Liczne choroby powodowane przez PEM? To szereg fałszywych informacji
W filmie podano następujące objawy, będące rzekomo skutkiem działania pola elektromagnetycznego: „niewyspanie, jakieś zaburzenia senne, nawet zaburzenia rytmu pracy serca […] bóle głowy, zmiany produkcji pewnych hormonów czy enzymów, nadczynność albo niedoczynność danego narządu, potliwość rąk lub suchość, pękanie skóry” (czas nagrania 03:03). Jaśkowski stwierdza też, że PEM ma „duże znaczenie” na układ rozrodczy (czas nagrania 03:44), w związku z czym „plemniki są niepełnowartościowe” (czas nagrania 04:19).
W wielu naszych analizach podkreślaliśmy, że PEM nie jest szkodliwe dla zdrowia. Powtórzmy to raz jeszcze – nie ma dowodów na powiązanie powyższych ani żadnych innych dolegliwości z ekspozycją na pole elektromagnetyczne.

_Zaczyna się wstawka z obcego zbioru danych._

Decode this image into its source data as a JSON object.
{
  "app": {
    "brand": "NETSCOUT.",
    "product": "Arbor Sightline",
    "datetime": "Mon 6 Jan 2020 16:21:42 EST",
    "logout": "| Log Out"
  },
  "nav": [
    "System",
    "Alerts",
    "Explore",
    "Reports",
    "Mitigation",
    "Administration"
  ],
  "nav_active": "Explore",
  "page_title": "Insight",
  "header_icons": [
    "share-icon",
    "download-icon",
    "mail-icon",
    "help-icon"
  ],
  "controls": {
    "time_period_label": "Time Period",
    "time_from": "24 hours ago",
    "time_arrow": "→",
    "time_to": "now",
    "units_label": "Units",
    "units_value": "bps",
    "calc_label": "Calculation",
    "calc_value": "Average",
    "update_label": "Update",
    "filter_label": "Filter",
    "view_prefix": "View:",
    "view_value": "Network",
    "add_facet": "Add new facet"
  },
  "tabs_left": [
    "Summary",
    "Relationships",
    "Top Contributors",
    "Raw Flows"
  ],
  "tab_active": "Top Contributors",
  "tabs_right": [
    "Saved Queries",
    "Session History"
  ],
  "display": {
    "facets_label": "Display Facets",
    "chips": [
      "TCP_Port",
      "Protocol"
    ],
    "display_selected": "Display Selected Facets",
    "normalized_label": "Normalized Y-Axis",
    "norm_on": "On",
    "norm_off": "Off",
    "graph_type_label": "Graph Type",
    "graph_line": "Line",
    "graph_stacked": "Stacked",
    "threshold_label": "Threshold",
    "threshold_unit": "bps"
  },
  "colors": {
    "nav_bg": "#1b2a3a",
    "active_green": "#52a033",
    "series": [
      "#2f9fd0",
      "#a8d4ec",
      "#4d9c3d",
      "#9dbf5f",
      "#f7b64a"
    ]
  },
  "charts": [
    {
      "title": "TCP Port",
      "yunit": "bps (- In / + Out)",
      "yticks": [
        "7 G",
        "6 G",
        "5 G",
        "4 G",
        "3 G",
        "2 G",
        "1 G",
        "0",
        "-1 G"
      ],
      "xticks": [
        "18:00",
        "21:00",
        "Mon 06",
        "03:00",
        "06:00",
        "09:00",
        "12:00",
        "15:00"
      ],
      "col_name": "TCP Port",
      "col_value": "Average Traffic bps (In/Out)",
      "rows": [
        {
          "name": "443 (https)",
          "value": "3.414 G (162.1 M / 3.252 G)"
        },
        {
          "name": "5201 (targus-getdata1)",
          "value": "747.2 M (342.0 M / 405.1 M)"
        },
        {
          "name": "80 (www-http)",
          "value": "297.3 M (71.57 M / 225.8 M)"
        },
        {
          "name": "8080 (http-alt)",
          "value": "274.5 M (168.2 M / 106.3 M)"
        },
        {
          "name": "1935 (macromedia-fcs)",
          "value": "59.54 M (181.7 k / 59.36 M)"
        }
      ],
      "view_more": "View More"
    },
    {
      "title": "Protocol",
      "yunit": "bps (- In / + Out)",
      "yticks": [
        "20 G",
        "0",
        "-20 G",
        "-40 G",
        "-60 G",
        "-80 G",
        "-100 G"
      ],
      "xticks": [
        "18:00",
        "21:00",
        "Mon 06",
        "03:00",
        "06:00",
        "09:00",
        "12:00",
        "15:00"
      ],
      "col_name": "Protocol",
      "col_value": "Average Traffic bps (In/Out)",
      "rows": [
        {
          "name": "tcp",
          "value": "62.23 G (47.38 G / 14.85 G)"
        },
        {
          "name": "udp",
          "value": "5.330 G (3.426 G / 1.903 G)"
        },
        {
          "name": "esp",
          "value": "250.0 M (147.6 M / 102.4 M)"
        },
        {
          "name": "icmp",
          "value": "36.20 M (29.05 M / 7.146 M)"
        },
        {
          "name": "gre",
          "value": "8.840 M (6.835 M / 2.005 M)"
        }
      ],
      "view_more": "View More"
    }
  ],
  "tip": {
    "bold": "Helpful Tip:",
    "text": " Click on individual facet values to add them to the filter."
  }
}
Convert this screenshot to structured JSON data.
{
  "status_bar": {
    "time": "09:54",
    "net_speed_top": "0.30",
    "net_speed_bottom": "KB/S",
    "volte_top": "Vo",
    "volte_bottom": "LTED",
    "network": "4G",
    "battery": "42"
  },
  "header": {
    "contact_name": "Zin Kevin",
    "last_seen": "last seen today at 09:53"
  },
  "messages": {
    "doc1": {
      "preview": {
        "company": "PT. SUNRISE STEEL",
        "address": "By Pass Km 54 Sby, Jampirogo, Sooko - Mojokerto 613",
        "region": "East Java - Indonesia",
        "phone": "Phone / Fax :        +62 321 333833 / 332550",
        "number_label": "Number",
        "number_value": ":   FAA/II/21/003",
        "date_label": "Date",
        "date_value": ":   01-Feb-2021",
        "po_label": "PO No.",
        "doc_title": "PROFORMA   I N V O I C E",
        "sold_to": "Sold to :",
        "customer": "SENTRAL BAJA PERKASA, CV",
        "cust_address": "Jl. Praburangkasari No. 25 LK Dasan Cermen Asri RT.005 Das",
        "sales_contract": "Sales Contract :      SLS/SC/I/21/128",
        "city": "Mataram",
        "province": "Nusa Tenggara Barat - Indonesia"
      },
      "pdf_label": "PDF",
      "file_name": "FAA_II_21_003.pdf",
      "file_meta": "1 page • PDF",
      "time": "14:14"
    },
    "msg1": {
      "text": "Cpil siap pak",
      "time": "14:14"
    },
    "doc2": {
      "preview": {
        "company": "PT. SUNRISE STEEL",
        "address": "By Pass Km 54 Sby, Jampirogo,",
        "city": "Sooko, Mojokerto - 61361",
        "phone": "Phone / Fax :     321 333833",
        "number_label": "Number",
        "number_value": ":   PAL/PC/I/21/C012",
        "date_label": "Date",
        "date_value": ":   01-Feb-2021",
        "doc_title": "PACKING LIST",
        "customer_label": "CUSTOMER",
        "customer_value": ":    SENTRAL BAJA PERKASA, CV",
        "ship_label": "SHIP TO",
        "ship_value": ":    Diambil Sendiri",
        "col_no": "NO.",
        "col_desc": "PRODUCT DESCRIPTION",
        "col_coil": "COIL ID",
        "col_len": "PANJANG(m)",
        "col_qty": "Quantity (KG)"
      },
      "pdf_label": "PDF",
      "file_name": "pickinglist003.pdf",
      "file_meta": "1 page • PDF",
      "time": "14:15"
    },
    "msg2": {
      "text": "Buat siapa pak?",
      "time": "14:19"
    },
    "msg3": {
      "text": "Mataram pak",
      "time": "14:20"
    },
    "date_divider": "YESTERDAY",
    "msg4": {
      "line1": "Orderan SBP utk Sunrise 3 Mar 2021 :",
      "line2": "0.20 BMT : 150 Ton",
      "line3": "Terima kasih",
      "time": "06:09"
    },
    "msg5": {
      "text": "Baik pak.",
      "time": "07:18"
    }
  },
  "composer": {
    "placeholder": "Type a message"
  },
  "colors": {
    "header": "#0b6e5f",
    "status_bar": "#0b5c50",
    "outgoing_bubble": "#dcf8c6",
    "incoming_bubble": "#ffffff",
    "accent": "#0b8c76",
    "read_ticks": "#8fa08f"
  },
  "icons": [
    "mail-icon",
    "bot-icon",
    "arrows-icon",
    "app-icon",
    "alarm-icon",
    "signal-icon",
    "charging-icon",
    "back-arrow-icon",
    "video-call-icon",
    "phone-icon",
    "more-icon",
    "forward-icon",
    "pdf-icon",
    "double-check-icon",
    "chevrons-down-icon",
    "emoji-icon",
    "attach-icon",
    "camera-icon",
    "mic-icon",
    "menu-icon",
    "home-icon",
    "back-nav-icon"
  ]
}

Światowa Organizacja Zdrowia (WHO) dokonała przeglądu ok. 25 tys. badań naukowych na temat potencjalnie negatywnego wpływu promieniowania elektromagnetycznego na zdrowie człowieka i doszła do wniosku, że „obecne dowody nie potwierdzają istnienia żadnych konsekwencji zdrowotnych wynikających z narażenia na pole elektromagnetyczne o niskim poziomie”, czyli takie, jakie wytwarzają m.in. anteny telefonii komórkowych.
Brak zagrożenia dla zdrowia ze strony PEM potwierdziły również badania naukowców z Colegium Medicum Uniwersytetu Jagiellońskiego. Autorzy opracowania pt. „Aspekty medyczne i biofizyczne promieniowania elektromagnetycznego o częstotliwości radiowej” informują, że dotychczas nie udowodniono efektów promieniowania elektromagnetycznego na zdrowie człowieka.
Międzynarodowa Agencja Badań nad Rakiem (IARC) prowadzi klasyfikacje czynników rakotwórczych dla ludzi. Pole elektromagnetyczne o częstotliwości radiowej znalazło się w grupie 2B, czyli na równi z ekstraktem z liści aloesu, czy też kiszonymi warzywami (tradycyjnymi azjatyckimi).
Odnośnie do oddziaływania PEM na układ rozrodczy, odpowiedź znajdziemy w rzetelnym – w przeciwieństwie do analizowanego nagrania – źródle. W Białej księdze Ministerstwa Cyfryzacji czytamy, że:
„Stwierdzono, że ekspozycja na pole emitowane przez telefon komórkowy ma negatywny wpływ na ruchliwość plemników i ich żywotność, ale nie obniża ich liczebności, przy czym autorzy (metaanalizy – przyp. Demagog) wiążą obserwowane obniżenie jakości nasienia ze wzrostem temperatury jąder. Uważają jednak, że wzrost temperatury spowodowany jest nagrzewającym się telefonem, a nie wynika z bezpośredniego działania PEM na tkanki”.
Biała księga Ministerstwa Cyfryzacji pt. „Pole elektromagnetyczne a człowiek”
Podsumowanie
W analizowanym nagraniu nie pada żaden dowód na potwierdzenie stwierdzeń wypowiadanych przez dr. Jerzego Jaśkowskiego. Przypomnijmy, że ciężar dowodowy spoczywa na osobie, która wygłasza daną tezę.
Zawsze warto sprawdzić wiarygodność nie tylko twierdzeń, z którymi spotykamy się w sieci, ale również osoby, która za nimi stoi – nawet jeśli przedstawia się jako znawca danej dziedziny. W tym przypadku zarówno fikcyjna postać samozwańczego eksperta ds. promieniowania, dr. inż. Jerzego Webera, jak i prawdziwy dr Jerzy Jaśkowski, nie są wiarygodnymi źródłami informacji.